Studies focus on detailing the role arrestin isoforms play in regulating the signaling capacity and function of different pro- and anti- contractile GPCRs in airway smooth muscle. Protocols include: 1) development of human airway smooth muscle cultures using airway tissue harvested from asthmatic or non-asthmatic subjects, and murine airway smooth muscle cultures derived for airways from beta-arrestin1 and beta-arrestin2 subtype knockout mice ; and 2) characterization of effect of arrestin subtype knockout (mice) or knockdown (human) on signaling and function of pro- and anti- contractile GPCRs.
“OGR1 is a proton-sensing GPCR in airway smooth muscle.”
Studies focus on characterizing the signaling events elicited by reduced extracellular pH in human airway smooth muscle cells, their dependence on the G protein-coupled receptor OGR1, and associated functional consequences. Protocols involve: 1) assessing signaling by OGR1 in artificial systems (recombinant OGR1 expressed in HEK293 cells) or primary human airway smooth muscle (endogenous OGR1 in cells in culture or 4th generation human airways) by reduced extracellular pH or novel putative OGR1 ligands; 2) effect of reduced extracellular pH or novel putative OGR1 ligands on single cell or human airway smooth muscle tissue contraction both ex vivo (mouse and human) or in vivo (in mice expressing or lacking OGR1).
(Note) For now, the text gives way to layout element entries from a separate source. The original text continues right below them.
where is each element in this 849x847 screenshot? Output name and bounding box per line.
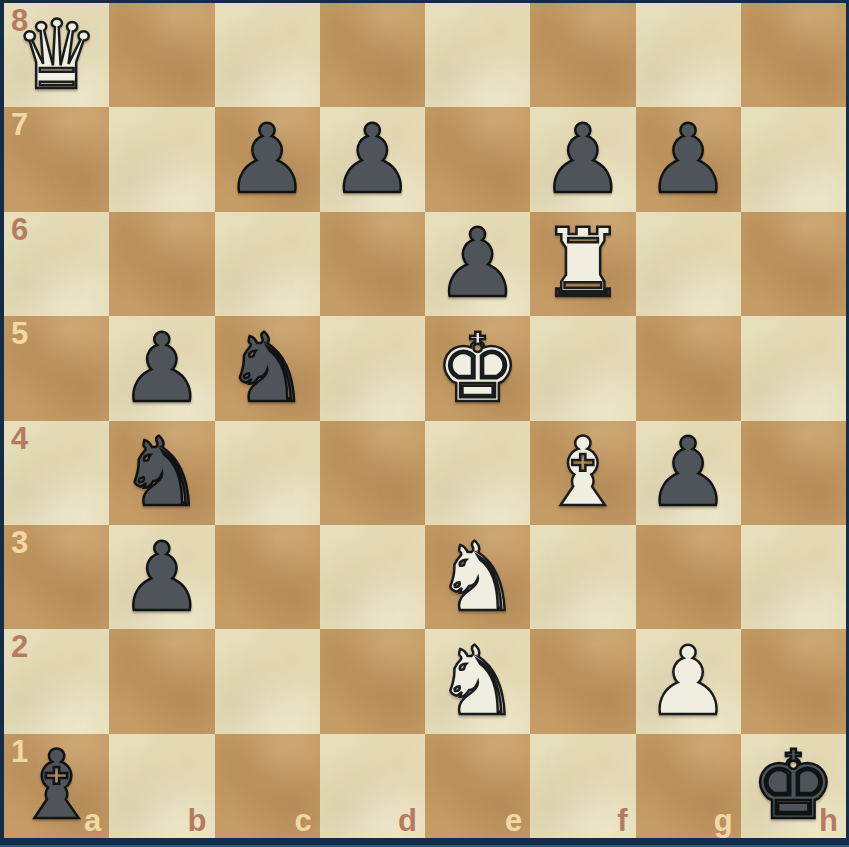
piece-black-king-h1[interactable]: ♚: [741, 734, 846, 838]
piece-black-pawn-e6[interactable]: ♟: [425, 212, 530, 316]
rank-label-2: 2: [11, 631, 28, 662]
piece-white-bishop-f4[interactable]: ♝: [530, 421, 635, 525]
square-d5[interactable]: [320, 316, 425, 420]
square-c3[interactable]: [215, 525, 320, 629]
square-h1[interactable]: h♚: [741, 734, 846, 838]
square-a5[interactable]: 5: [4, 316, 109, 420]
piece-black-pawn-c7[interactable]: ♟: [215, 107, 320, 211]
piece-black-pawn-g7[interactable]: ♟: [636, 107, 741, 211]
piece-black-pawn-f7[interactable]: ♟: [530, 107, 635, 211]
square-e1[interactable]: e: [425, 734, 530, 838]
square-h2[interactable]: [741, 629, 846, 733]
square-a3[interactable]: 3: [4, 525, 109, 629]
square-a6[interactable]: 6: [4, 212, 109, 316]
square-h7[interactable]: [741, 107, 846, 211]
square-e8[interactable]: [425, 3, 530, 107]
rank-label-7: 7: [11, 109, 28, 140]
square-e2[interactable]: ♞: [425, 629, 530, 733]
square-b8[interactable]: [109, 3, 214, 107]
square-f5[interactable]: [530, 316, 635, 420]
square-a1[interactable]: 1a♝: [4, 734, 109, 838]
file-label-d: d: [398, 805, 417, 836]
square-h3[interactable]: [741, 525, 846, 629]
square-b7[interactable]: [109, 107, 214, 211]
piece-black-pawn-d7[interactable]: ♟: [320, 107, 425, 211]
square-c1[interactable]: c: [215, 734, 320, 838]
piece-white-knight-e2[interactable]: ♞: [425, 629, 530, 733]
square-g3[interactable]: [636, 525, 741, 629]
piece-white-queen-a8[interactable]: ♛: [4, 3, 109, 107]
piece-white-rook-f6[interactable]: ♜: [530, 212, 635, 316]
square-g2[interactable]: ♟: [636, 629, 741, 733]
square-e5[interactable]: ♚: [425, 316, 530, 420]
rank-label-6: 6: [11, 214, 28, 245]
square-d8[interactable]: [320, 3, 425, 107]
piece-black-knight-b4[interactable]: ♞: [109, 421, 214, 525]
square-d6[interactable]: [320, 212, 425, 316]
square-c7[interactable]: ♟: [215, 107, 320, 211]
square-a8[interactable]: 8♛: [4, 3, 109, 107]
piece-black-pawn-b3[interactable]: ♟: [109, 525, 214, 629]
square-g6[interactable]: [636, 212, 741, 316]
square-e3[interactable]: ♞: [425, 525, 530, 629]
piece-black-bishop-a1[interactable]: ♝: [4, 734, 109, 838]
square-f8[interactable]: [530, 3, 635, 107]
square-e4[interactable]: [425, 421, 530, 525]
square-d4[interactable]: [320, 421, 425, 525]
piece-white-pawn-g2[interactable]: ♟: [636, 629, 741, 733]
square-b1[interactable]: b: [109, 734, 214, 838]
square-b3[interactable]: ♟: [109, 525, 214, 629]
rank-label-4: 4: [11, 423, 28, 454]
square-g7[interactable]: ♟: [636, 107, 741, 211]
square-g8[interactable]: [636, 3, 741, 107]
square-c4[interactable]: [215, 421, 320, 525]
square-d2[interactable]: [320, 629, 425, 733]
piece-black-knight-c5[interactable]: ♞: [215, 316, 320, 420]
square-a7[interactable]: 7: [4, 107, 109, 211]
square-h8[interactable]: [741, 3, 846, 107]
file-label-c: c: [295, 805, 312, 836]
square-c6[interactable]: [215, 212, 320, 316]
square-f4[interactable]: ♝: [530, 421, 635, 525]
square-a2[interactable]: 2: [4, 629, 109, 733]
square-c2[interactable]: [215, 629, 320, 733]
square-h5[interactable]: [741, 316, 846, 420]
square-b5[interactable]: ♟: [109, 316, 214, 420]
file-label-g: g: [714, 805, 733, 836]
square-d7[interactable]: ♟: [320, 107, 425, 211]
square-e6[interactable]: ♟: [425, 212, 530, 316]
piece-white-knight-e3[interactable]: ♞: [425, 525, 530, 629]
file-label-e: e: [505, 805, 522, 836]
square-f2[interactable]: [530, 629, 635, 733]
square-a4[interactable]: 4: [4, 421, 109, 525]
square-b4[interactable]: ♞: [109, 421, 214, 525]
file-label-b: b: [188, 805, 207, 836]
piece-black-pawn-g4[interactable]: ♟: [636, 421, 741, 525]
square-h6[interactable]: [741, 212, 846, 316]
rank-label-5: 5: [11, 318, 28, 349]
square-g5[interactable]: [636, 316, 741, 420]
square-g1[interactable]: g: [636, 734, 741, 838]
square-f3[interactable]: [530, 525, 635, 629]
piece-white-king-e5[interactable]: ♚: [425, 316, 530, 420]
square-b2[interactable]: [109, 629, 214, 733]
square-c5[interactable]: ♞: [215, 316, 320, 420]
rank-label-3: 3: [11, 527, 28, 558]
file-label-f: f: [617, 805, 627, 836]
square-e7[interactable]: [425, 107, 530, 211]
piece-black-pawn-b5[interactable]: ♟: [109, 316, 214, 420]
square-f1[interactable]: f: [530, 734, 635, 838]
square-d1[interactable]: d: [320, 734, 425, 838]
square-c8[interactable]: [215, 3, 320, 107]
square-f6[interactable]: ♜: [530, 212, 635, 316]
chess-board: 8♛7♟♟♟♟6♟♜5♟♞♚4♞♝♟3♟♞2♞♟1a♝bcdefgh♚: [4, 3, 846, 838]
square-f7[interactable]: ♟: [530, 107, 635, 211]
square-g4[interactable]: ♟: [636, 421, 741, 525]
square-h4[interactable]: [741, 421, 846, 525]
square-d3[interactable]: [320, 525, 425, 629]
board-frame: 8♛7♟♟♟♟6♟♜5♟♞♚4♞♝♟3♟♞2♞♟1a♝bcdefgh♚: [0, 0, 849, 847]
square-b6[interactable]: [109, 212, 214, 316]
“Optimizing beta-adrenoceptor signaling bias in asthma.”
Studies explore the capacity of different ligands of the beta-2-adrenoceptor (b2AR) to promote Gs and arrestin-dependent signaling, and regulate the asthma phenotype in murine models of allergic lung inflammation, based on the observation that certain types of b2AR antagonists (“beta-blockers), when administered chronically in mice, strong inhibit the development of allergen-induced inflammation and airway hyperreactivity. Protocols include: 1) characterization of ligand “bias” (the ability to promote Gs- or arrestin-dependent signaling) in multiple cell types (including airway epithelium and smooth muscle); 2) the effect of these ligands on mucin production in murine and human airway epithelial cultures; and 3) the effect of chronic ligand treatment on the asthma phenotype induced by allergic lung inflammation in wild type mice and mice deficient in beta-arrestin expression in specific cell types.